Another industry-wide criticism of the Online Accessibility Act is that the potential financial penalties that can be imposed, currently proposed at $20,000 for a first offense and up to $50,000 for subsequent indiscretions, are significantly lower than those potentially achievable through the Americans With Disabilities Act.
Under Title III of the ADA, the corresponding amounts stand at $55,000 and $110,000 respectively.
Shaw wishes to see stricter penalties still, for serial non-compliance.
“This may appear controversial,” he says, “but if after more detailed investigations, a website fails three times in the same year, I think it should have its domain suspended.”
For the Online Accessibility Act, the devil truly lies in its detail. it is the case that once one scratches below the surface, countless problems are exposed, posing more questions than providing answers.
Taking a birds’ eye view, the underlying intention of the Act is noble if the aim is to construct a more robust, predictable and universal legal framework for digital accessibility, whilst, at the same time, providing clarity to businesses on an area shrouded in uncertainty.
However, web accessibility is unlike other aspects of the civil rights movement.
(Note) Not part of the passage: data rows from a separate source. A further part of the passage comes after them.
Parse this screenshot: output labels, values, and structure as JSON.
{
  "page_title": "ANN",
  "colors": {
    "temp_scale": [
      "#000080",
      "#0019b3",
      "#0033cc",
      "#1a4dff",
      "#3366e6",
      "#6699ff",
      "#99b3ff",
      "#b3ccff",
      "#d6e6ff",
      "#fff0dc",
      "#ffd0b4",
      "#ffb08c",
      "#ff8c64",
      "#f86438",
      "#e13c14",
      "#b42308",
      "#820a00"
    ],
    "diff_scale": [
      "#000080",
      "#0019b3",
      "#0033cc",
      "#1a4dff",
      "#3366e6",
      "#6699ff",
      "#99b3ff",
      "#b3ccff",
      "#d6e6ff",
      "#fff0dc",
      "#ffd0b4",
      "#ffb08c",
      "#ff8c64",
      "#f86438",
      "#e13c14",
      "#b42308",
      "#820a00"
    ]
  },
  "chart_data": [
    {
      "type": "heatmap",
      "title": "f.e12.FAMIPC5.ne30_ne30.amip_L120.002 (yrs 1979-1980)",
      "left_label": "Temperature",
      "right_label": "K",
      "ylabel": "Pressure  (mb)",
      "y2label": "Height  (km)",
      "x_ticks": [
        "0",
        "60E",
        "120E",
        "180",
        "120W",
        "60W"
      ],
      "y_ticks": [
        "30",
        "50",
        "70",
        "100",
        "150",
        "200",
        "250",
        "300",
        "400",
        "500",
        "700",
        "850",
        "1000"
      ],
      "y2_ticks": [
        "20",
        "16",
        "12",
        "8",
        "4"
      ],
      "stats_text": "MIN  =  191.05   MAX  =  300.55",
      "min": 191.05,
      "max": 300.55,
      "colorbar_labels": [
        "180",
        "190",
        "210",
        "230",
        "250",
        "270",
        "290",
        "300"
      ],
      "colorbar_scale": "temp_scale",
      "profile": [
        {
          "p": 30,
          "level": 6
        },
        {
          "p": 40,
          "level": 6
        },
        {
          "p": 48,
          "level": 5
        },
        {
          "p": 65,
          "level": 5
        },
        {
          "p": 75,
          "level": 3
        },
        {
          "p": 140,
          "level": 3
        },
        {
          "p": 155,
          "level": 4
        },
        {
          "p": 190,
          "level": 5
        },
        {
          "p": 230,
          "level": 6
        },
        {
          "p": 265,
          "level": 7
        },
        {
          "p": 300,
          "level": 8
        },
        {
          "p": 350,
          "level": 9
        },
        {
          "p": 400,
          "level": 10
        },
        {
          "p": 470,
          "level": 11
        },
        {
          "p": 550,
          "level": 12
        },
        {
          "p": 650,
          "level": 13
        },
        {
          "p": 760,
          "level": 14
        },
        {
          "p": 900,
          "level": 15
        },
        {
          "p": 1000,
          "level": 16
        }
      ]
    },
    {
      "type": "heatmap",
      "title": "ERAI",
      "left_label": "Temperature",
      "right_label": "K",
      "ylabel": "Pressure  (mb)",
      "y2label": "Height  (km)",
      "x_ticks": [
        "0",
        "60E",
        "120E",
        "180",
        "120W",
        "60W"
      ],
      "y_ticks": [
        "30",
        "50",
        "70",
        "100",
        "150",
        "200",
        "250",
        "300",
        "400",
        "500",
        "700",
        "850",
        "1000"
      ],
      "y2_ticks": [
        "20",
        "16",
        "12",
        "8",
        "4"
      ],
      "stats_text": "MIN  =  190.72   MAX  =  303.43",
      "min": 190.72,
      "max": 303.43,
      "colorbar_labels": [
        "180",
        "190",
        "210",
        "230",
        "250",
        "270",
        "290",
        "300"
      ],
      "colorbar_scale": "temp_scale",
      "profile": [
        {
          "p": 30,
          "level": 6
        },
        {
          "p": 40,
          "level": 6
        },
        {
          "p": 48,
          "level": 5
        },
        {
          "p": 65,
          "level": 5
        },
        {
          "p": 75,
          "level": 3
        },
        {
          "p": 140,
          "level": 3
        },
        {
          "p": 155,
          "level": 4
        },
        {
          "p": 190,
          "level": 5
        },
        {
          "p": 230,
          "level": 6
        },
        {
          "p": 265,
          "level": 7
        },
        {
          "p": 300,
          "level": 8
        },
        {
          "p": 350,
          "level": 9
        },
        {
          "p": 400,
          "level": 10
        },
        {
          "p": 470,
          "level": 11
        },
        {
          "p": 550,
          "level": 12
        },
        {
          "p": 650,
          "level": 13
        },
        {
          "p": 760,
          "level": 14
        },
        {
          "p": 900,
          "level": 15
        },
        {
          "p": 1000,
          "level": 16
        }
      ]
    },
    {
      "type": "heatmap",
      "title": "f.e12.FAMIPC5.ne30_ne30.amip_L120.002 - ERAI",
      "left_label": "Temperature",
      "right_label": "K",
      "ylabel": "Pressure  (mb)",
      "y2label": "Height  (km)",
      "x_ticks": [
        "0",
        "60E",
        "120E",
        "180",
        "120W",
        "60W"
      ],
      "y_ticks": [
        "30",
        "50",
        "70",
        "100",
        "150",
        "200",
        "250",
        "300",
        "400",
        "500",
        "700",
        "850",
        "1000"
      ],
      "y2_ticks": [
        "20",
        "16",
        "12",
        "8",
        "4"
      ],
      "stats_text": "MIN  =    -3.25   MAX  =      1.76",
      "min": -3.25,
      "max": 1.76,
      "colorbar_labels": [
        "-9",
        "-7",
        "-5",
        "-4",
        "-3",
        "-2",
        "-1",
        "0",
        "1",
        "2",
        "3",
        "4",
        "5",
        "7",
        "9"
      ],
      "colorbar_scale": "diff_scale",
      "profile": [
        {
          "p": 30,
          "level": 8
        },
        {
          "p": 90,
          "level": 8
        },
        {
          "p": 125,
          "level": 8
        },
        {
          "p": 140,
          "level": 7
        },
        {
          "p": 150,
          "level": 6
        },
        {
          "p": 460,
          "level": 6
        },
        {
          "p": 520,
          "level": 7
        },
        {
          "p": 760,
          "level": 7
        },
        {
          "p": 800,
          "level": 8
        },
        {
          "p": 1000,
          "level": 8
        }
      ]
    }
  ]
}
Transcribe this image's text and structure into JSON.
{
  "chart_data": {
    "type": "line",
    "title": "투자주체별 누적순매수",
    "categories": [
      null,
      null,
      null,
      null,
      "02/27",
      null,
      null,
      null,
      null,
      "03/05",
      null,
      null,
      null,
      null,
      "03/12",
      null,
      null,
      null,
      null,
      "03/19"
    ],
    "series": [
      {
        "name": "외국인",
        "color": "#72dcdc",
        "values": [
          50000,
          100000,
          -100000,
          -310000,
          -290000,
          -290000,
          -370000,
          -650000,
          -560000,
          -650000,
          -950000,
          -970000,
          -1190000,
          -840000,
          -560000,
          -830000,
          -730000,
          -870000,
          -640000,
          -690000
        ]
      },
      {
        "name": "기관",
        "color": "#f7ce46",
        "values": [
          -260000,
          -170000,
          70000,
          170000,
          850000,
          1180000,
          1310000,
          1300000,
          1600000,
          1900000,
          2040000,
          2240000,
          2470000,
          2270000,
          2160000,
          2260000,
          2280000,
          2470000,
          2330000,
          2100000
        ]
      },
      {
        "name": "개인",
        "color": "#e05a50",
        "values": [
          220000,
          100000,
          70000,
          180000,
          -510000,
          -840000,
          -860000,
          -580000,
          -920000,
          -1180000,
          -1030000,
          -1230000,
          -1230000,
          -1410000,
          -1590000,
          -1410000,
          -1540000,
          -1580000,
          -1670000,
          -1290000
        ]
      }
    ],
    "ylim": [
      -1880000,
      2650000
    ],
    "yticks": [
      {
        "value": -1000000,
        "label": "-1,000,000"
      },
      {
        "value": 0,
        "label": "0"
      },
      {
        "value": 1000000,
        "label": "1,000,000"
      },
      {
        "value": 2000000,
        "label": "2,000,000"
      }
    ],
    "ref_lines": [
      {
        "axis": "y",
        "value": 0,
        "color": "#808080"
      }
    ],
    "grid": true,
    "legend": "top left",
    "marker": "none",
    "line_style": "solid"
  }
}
It is less about marching in the streets and more about disabled users sitting quietly at home, particularly during the pandemic, simply hoping to enjoy equal access to information, education and employment opportunities, as well as goods and services.
Speed and efficiency of redress, rather than moral crusades and legal battles, are always going to represent the key aspects for users with disabilities.
Any legislation designed to promote digital equality would do well to maintain those components at its heart.